California has been a center of the self-driving car industry. Up to now, California has been adamant in denying large motor vehicle-manufacturers the permission to test their self-driving technology on the open streets without a human driver. Nearly 30 corporations are currently testing their technology with drivers in California, keeping in mind that these vehicles are planned to be sold to the general populace. A recent announcement by state authorities may pave the way for these large corporations to introduce self-driving technology to the general consumer.
California’ Department of Motor Vehicles is now looking to consumers to determine whether or not to permit the testing of driverless cars on the road, as well as the use of self-driving technology in public transportation. These vehicles will not need any manual controls that are normally used, such as the steering wheel and the various pedals.

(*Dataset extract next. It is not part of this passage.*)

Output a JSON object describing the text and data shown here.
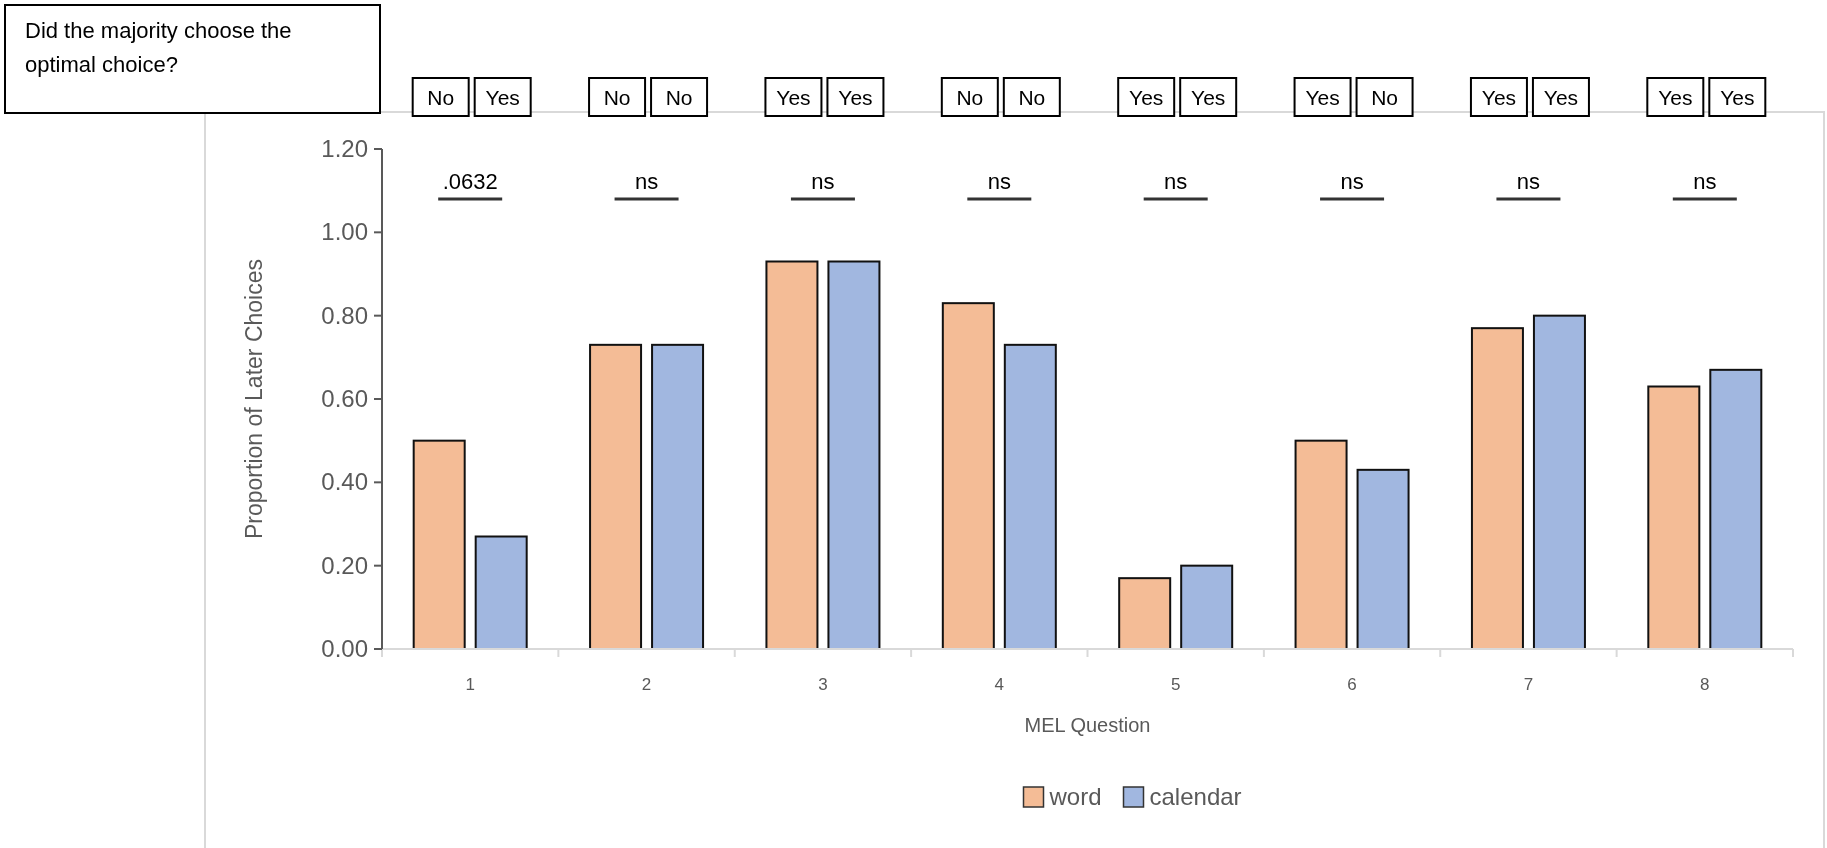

The proposed regulations and policy were published on Friday, March 10, and the DMV established April 24 as the deadline for the public to give their opinion about the proposed changes. If voted on and the policy is passed, the laws will be put into effect in 2018.
Currently, 27 companies including BMW, Tesla, and Waymo have permits that would allow them to test their driverless-vehicles on the streets. The only contingency that the DMV of California has placed on the self-driving technology is that it must obey the traffic laws of California and adapt to other government policy.

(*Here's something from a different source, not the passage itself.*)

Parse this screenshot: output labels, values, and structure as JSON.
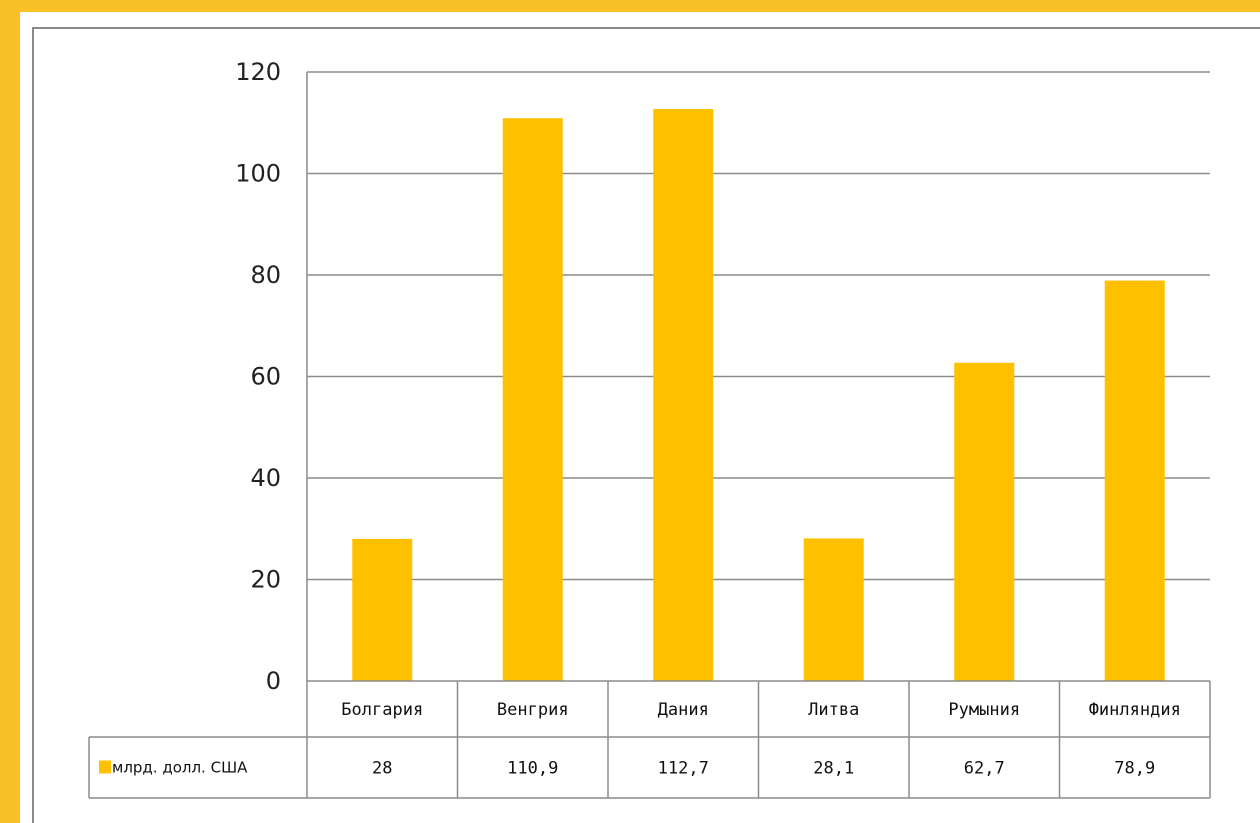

On the other hand, the DMV has asserted that the introduction of the new policy has not changed the perception about the self-driving technology. Brian Soublet, chief counsel at the California DMV, said “I don’t want to say we’re comfortable. We believe we’re requiring certification from the manufacturers that they’re ready and that the vehicles themselves are able to operate without causing some harm” in a conference call with reporters on March 10.
There are several key differences in government policy before and after the proposal. For example, the need for manual control, specifically through the steering wheel, and a driver to take over if something went wrong in the self-driving vehicle, was absolutely necessary before the proposal. But now, “car manufacturers just have to ensure that they meet the federal safety standards, or receive an exemption from the National Highway Traffic Safety Administration (NHTSA).”
California is in fourth place in the race allowing car manufacturers to test their self-driving technology on the roads. Florida and Michigan are currently allowing driverless vehicles to be tested on the roads with restrictions set in place. Michigan is being very lenient on self-driving technology by allowing the testing of autonomous cars with little to no restrictions. California may follow Michigan and Florida in their decisions to allow corporations to allow autonomous vehicles to be tested on the streets.